Geçen günlerde sosyal medyada bir çığlığa şahit oldum; “İnşaatlara başlarken tek bir ağaç kesmeyeceğiz dediler, 50 yıllık koru yerle yeksan oldu, yerine 11 katlı deniz manzaralı beton binalar yapılıyor. Güzel Ünye'mizin “son yeşil yüreğine” beton hançerlerin devasa hizmeti. Ben dersimi öğreniyorum bu yaşta; “yeşillik istiyorsan köye git, çok biliyorsan araziyi satın alacaktın” diyorlar. Bu çığlığın sahibi sizlerin de çok yakından tanıdığı Aynur Zeran Tan.

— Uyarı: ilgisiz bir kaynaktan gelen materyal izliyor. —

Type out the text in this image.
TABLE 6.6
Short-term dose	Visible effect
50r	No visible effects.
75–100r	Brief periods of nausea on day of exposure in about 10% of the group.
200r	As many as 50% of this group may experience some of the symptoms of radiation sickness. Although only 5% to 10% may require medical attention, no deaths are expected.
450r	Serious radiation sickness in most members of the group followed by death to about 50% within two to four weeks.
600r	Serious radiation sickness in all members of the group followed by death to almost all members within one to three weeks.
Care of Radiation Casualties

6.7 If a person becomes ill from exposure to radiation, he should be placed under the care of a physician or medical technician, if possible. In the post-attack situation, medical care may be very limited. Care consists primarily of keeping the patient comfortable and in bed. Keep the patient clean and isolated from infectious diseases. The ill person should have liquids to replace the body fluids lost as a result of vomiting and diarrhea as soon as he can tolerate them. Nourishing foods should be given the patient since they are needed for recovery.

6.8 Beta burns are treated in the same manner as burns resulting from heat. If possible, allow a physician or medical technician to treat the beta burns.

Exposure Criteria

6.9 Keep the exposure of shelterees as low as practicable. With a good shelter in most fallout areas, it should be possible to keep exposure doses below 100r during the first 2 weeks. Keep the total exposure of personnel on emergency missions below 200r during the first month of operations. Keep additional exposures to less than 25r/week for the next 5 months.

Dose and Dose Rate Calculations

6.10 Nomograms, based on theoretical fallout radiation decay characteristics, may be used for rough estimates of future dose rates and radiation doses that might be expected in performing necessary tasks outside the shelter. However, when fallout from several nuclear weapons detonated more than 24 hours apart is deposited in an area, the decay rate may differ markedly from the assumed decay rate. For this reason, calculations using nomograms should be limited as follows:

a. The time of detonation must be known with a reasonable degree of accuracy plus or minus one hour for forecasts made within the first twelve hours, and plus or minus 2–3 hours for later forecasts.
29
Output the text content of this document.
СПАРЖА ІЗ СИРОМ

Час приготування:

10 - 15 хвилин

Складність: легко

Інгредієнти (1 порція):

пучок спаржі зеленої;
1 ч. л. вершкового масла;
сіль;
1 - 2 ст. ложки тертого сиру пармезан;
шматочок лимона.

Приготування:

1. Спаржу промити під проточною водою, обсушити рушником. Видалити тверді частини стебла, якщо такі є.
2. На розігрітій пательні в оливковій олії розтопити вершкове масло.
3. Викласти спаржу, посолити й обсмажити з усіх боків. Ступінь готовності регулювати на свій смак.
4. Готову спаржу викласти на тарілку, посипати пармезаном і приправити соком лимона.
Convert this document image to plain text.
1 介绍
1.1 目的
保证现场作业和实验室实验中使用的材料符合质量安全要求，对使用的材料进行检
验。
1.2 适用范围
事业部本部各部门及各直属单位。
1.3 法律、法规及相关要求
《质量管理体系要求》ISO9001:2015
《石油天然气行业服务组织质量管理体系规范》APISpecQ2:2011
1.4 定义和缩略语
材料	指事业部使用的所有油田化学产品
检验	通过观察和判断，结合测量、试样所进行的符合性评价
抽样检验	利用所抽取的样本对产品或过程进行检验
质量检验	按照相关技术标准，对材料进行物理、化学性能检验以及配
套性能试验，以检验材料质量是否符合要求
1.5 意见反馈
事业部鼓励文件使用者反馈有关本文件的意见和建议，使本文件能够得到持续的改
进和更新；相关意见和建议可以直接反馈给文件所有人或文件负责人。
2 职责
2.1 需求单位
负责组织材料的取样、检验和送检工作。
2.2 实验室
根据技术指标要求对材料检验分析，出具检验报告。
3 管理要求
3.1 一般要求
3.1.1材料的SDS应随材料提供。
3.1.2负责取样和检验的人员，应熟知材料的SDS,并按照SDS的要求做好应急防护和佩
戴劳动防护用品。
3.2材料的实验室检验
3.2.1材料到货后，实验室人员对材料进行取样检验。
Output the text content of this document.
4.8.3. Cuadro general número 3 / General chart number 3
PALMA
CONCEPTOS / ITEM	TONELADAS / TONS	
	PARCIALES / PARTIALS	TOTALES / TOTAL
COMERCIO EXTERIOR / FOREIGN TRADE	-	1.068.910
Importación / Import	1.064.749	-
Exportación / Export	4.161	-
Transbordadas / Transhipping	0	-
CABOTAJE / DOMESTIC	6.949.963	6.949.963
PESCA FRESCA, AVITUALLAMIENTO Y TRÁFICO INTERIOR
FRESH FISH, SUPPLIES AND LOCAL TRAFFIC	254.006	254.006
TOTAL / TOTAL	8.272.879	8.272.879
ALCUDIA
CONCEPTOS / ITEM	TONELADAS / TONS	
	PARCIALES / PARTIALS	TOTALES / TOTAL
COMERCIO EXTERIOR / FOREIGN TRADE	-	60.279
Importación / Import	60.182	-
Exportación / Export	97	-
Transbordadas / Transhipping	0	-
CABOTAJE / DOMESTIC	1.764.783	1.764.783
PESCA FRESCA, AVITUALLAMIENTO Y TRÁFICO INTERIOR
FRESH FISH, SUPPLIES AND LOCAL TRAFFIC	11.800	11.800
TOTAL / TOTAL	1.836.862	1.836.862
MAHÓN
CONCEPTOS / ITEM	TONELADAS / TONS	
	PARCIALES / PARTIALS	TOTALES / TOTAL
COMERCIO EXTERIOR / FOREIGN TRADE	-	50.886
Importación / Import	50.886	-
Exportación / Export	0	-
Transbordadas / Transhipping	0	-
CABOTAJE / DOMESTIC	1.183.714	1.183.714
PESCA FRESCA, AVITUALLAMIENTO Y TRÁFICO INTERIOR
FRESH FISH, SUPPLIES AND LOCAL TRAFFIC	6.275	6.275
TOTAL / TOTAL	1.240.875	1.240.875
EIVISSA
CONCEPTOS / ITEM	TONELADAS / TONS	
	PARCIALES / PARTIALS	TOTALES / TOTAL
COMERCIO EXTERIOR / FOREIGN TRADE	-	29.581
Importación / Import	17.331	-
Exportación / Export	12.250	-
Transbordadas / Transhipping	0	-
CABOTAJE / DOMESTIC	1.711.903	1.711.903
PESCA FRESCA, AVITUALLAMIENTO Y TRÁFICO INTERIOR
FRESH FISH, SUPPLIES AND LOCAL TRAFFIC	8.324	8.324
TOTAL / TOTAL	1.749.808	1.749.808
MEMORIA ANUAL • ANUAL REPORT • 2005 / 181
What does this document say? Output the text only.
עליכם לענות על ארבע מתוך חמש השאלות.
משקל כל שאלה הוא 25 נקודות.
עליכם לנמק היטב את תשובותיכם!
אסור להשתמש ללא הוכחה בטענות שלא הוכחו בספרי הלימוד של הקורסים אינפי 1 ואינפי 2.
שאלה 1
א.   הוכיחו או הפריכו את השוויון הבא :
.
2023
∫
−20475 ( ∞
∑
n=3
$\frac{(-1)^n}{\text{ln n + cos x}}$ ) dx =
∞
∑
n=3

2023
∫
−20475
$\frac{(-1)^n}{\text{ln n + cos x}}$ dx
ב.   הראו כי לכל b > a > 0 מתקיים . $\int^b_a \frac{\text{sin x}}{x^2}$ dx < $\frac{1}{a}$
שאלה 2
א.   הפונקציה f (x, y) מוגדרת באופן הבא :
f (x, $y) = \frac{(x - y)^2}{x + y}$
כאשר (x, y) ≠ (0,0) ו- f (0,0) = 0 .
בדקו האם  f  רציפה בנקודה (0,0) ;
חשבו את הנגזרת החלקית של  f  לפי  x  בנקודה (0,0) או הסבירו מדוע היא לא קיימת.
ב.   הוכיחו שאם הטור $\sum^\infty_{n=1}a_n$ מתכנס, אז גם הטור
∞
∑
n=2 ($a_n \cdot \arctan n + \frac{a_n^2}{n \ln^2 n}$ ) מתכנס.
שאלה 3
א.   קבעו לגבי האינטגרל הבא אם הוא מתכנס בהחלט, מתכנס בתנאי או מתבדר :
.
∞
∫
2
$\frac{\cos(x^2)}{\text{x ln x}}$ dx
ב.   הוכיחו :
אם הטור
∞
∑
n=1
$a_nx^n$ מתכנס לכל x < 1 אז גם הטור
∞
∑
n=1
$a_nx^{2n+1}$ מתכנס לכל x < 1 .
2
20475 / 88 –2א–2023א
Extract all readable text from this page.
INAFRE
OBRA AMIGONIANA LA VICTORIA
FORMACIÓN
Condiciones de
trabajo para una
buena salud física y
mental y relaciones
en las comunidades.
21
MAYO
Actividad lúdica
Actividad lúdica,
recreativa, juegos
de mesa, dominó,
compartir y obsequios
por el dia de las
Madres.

Hiç düşündünüz mü? Bir çam ağacının en az 10-12 yılda yetişmekte olduğunu, kayın ve çam ağaçlarının 900 yıl, zeytinin 600 yıl yaşayabilen bir ağaç türü olduğunu ve meşe ağaçlarının 1000 yıl ömrü olduğunu. Bu ağaçlardan orman oluşması için ise yaklaşık 50-100 yıl boyunca ağaçların korunması ve yaşaması gerektiğini. Ağaç, bitki, hayvan ve mikroorganizma gibi canlıların yaşadığı bir ekosistem olan ormanlar hem çevremizi güzelleştirir hem de havayı temizleyerek sağlıklı bir yaşam sürmemize olanak sağlar ayrıca karbon depolar, içme suyunu arındırır ve vahşi yaşam için yaşam alanı oluşturur.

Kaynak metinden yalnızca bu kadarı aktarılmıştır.